The national land policy provided for the formulation of a national land use policy, which sets the framework for land use management in Kenya. Its scope is limited to land use while the land policy embraces the much wider spectrum of land and related sub-themes. The absence of a land use policy has resulted in haphazard urban and rural development by competing land use needs.
Major land uses
The launched land use policy incorporates measures and principles to guide all activities that impact on the use of land and land based resources. It identifies and profiles all major land uses within the country. Agriculture, one of the key uses, contributes about thirty per cent of Kenya’s GDP while also providing livelihoods to over eighty per cent of the population. However, cultural practices and a rapidly increasing population have placed great pressure on agricultural land, leading to its wanton subdivision in many places in the central, rift valley and western regions of Kenya. In other areas, urbanization and growth of towns and cities has seen the conversion of prime agricultural land into residential and commercial use. Nairobi, Nakuru and Eldoret provide good examples, where commercial and residential facilities now stand on large belts of land previously under food and cash crop farming.
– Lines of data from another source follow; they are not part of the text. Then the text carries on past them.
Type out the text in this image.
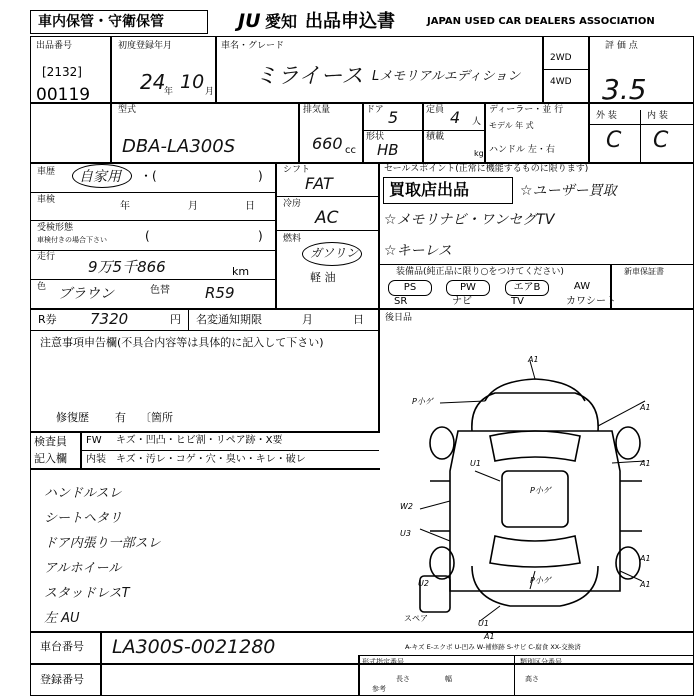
車内保管・守衛保管	JU 愛知 出品申込書	JAPAN USED CAR DEALERS ASSOCIATION
出品番号
[2132]
00119
初度登録年月
24
年 10 月
車名・グレード
ミライース Lメモリアルエディション
2WD
4WD
評 価 点
3.5
外 装	内 装
C C
型式
DBA-LA300S
排気量
660 cc
ドア 5	定員 4 人
形状
HB
積載
kg
ディーラー・並 行
モデル 年 式
ハンドル 左・右
車歴 自家用 ・(	)
車検
年	月	日
受検形態
車検付きの場合下さい	(	)
走行
9万5千866	km
色 ブラウン	色替 R59
シフト
FAT
冷房
AC
燃料
ガソリン
軽 油
セールスポイント(正常に機能するものに限ります)
買取店出品	☆ユーザー買取
☆メモリナビ・ワンセグTV
☆キーレス
装備品(純正品に限り○をつけてください)	新車保証書
PS	PW	エアB	AW
SR	ナビ	TV	カワシート
R券 7320	円 名変通知期限	月	日 後日品
注意事項申告欄(不具合内容等は具体的に記入して下さい)
修復歴 有 〔箇所
検査員
記入欄
FW キズ・凹凸・ヒビ割・リペア跡・X要
内装 キズ・汚レ・コゲ・穴・臭い・キレ・破レ
ハンドルスレ
シートヘタリ
ドア内張り一部スレ
アルホイール
スタッドレスT
左 AU
A1
P小ゲ
A1
U1
P小ゲ
A1
W2
U3
U2	P小ゲ	A1
A1
U1
A1
スペア
A-キズ E-エクボ U-凹み W-補修跡 S-サビ C-腐食 XX-交換済
車台番号 LA300S-0021280
登録番号
形式指定番号	類別区分番号
参考
長さ	幅	高さ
Pastoralism and livestock development is another major land use, particularly practiced in the arid and semi-arid zones. Degradation as a result of overgrazing, and fragmentation of this land, pose challenges highlighted in the sessional paper. Parts of Kajiado and Narok are good cases. Industrial development, mining and energy production are the other key uses. Land for the production of renewable energy such geothermal, solar, wind and biomass is noted to be mainly under private or communal ownership, therefore posing difficulties, including conflicts, during acquisition initiatives. Tourism, transport, infrastructure development and human settlements also place demands on land use. Poor planning, a big shortfall in the supply of decent housing in urban areas and poor service infrastructure are key challenges in human settlements. The land use policy aims at rationalizing these and other land uses around the country.
Influencing factors
The policy identifies some of the factors that influence land use in the country. These include our culture, our history, institutional structures, policy and laws. Land tenure systems, our land market and the taxation regime greatly influence land use too. The land use policy further sets out guidelines, principles and strategies to govern land use. It for instance provides that land allocation and issuance of titles should only be done on the basis of approved physical development plans, approved survey plans and approved area zoning regulations. And to ensure that all users of land contribute for the annual use of their land, the policy provides that the national cadaster should be linked to the national land tax and rent database. It also provides that land reserved for public utilities such as roads, railways, airports, seaports, housing, offices and land banks for investments shouldn’t be allocated or re-designated for private development.
Implementation
The paper highlights all the sectoral policies and laws which will need to be revised for alignment with the land use policy and also calls for the mapping and documentation of the key land uses and natural resources. Planning policy guidelines, standards, strategies and manuals will also need to be prepared. The policy recognizes that implementation will hang around the willingness and ability of government and stakeholders. It therefore establishes a high level national land use policy council, to be chaired by the head of public service, to coordinate implementation. Its members will be cabinet secretaries from the key land use line ministries and state agencies. It also establishes a national technical implementation committee and a county technical implementation committee, each constituted by key state and non-state stakeholders.
The attainment of this policy is good. But we are slowly becoming renowned for good policies and laws without commensurate implementation. This should stop. State goodwill will be needed to ensure availability of funds and technical capacity to support implementation. Indeed, a good reading of the policy reveals that its implementation will complement the realization of the food security, manufacturing, health and housing pillars, all of which require sufficient and well planned land. Farida Karoney, the new Lands Cabinet Secretary, will need to take up this challenge. Land sector stakeholders also have a duty of watch on the implementation!